Aviva Investors  

Aviva Investors CEO warns directors over sustainability targets

Aviva Investors CEO warns directors over sustainability targets
Mark Versey, chief executive, Aviva Investors

The chief executive of Aviva Investors has warned it will take action against company directors if they do not meet its expectations on sustainability improvements.

In a letter sent to 1,500 companies in which Aviva Investors is invested, Mark Versey said the fund house will focus on their performances against four themes: biodiversity, human rights, climate and executive pay.

He said the company would hold both boards and individual directors accountable at companies "where the pace of change on climate, biodiversity and human rights does not exhibit sufficient urgency".

“We acknowledge the magnitude of many of these challenges and will evaluate companies on the  strength of their commitments and their ability to demonstrate progress over time,” Versey added.

“We want to encourage companies to consider the whole picture of sustainability because this is how they will create the greatest return for shareholders, while helping to build a better future for society.”

Versey’s letter highlights the potential impact asset managers could have on the companies they are invested in.

Last year a charity criticised the UK asset management industry, saying it was "failing" to resolve the vast majority of social and environmental issues in the companies they were invested in.

Data from ShareAction showed that of a selection of 169 shareholder proposals, only 21 per cent of environmental and social resolutions received more than 50 per cent of shareholder support.

Aviva Investors, which has £262bn in assets under management, voted against the re-election of directors at 137 companies for lack of progress on ethnic diversity, and at 85 companies due to human rights concerns.

Integrated approaches needed

Versey highlighted that the fund house will not look kindly on companies that focus on just one area of sustainability, saying it would be a “less effective approach” as it may trigger “negative impacts” that would undermine another aspect of the transition to a sustainable economy.

“Simply cutting emissions but allowing the destruction of the rainforest to continue will do little to reverse global warming.
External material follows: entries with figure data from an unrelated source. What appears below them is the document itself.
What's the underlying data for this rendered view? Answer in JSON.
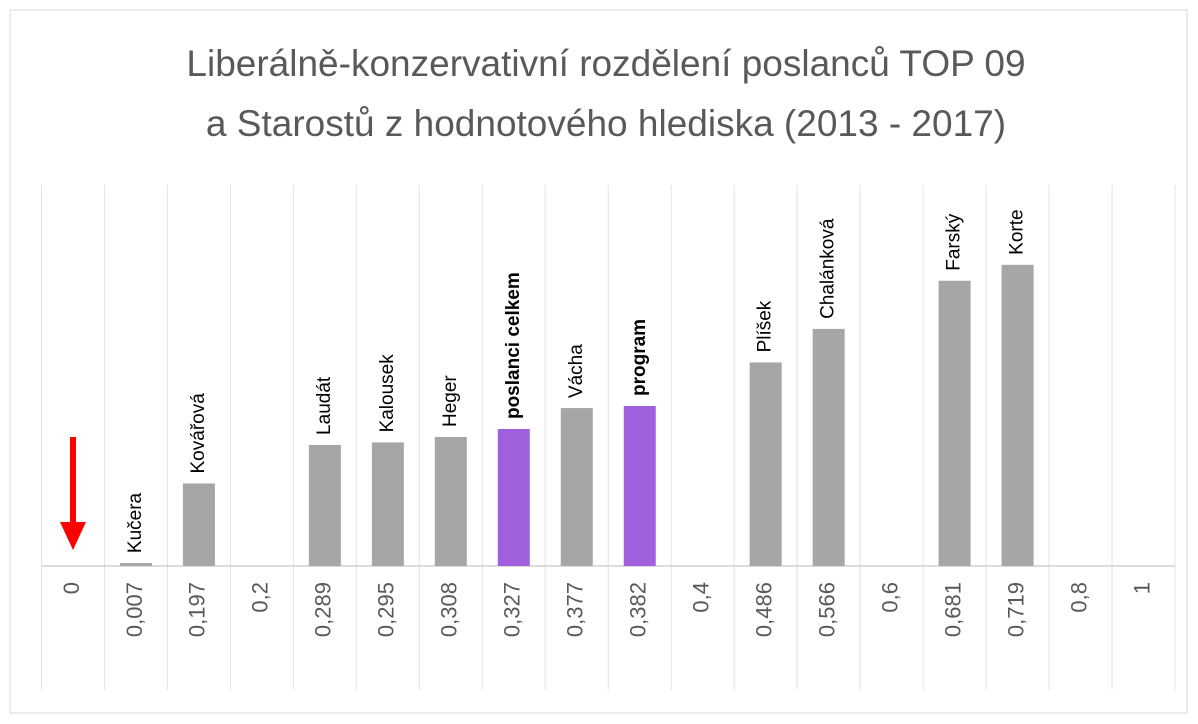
{
  "chart_data": {
    "type": "bar",
    "title": "Liberálně-konzervativní rozdělení poslanců TOP 09",
    "subtitle": "a Starostů z hodnotového hlediska (2013 - 2017)",
    "categories": [
      "0",
      "0,007",
      "0,197",
      "0,2",
      "0,289",
      "0,295",
      "0,308",
      "0,327",
      "0,377",
      "0,382",
      "0,4",
      "0,486",
      "0,566",
      "0,6",
      "0,681",
      "0,719",
      "0,8",
      "1"
    ],
    "values": [
      null,
      0.007,
      0.197,
      null,
      0.289,
      0.295,
      0.308,
      0.327,
      0.377,
      0.382,
      null,
      0.486,
      0.566,
      null,
      0.681,
      0.719,
      null,
      null
    ],
    "value_labels": [
      null,
      "Kučera",
      "Kovářová",
      null,
      "Laudát",
      "Kalousek",
      "Heger",
      "poslanci celkem",
      "Vácha",
      "program",
      null,
      "Plíšek",
      "Chalánková",
      null,
      "Farský",
      "Korte",
      null,
      null
    ],
    "color": "#a6a6a6",
    "colors": [
      "#a6a6a6",
      "#a6a6a6",
      "#a6a6a6",
      "#a6a6a6",
      "#a6a6a6",
      "#a6a6a6",
      "#a6a6a6",
      "#a05fdc",
      "#a6a6a6",
      "#a05fdc",
      "#a6a6a6",
      "#a6a6a6",
      "#a6a6a6",
      "#a6a6a6",
      "#a6a6a6",
      "#a6a6a6",
      "#a6a6a6",
      "#a6a6a6"
    ],
    "ylim": [
      0,
      0.9
    ],
    "grid": true
  }
}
Companies need to adopt an integrated approach for maximum benefit,” he said.

One of the areas Aviva Investors wants firms to focus on is linking executive pay to how effectively firms align with its sustainability goals. 

These goals include all businesses developing climate transition plans, with those firms in higher-impact sectors presenting them for shareholder approval.

Firms should aim to halve their global greenhouse emissions by 2030, and work towards net-zero emissions in 2050, it said. The firm added it also expects companies to develop biodiversity action plans, as well as assessing the potential human rights risks of their business activities.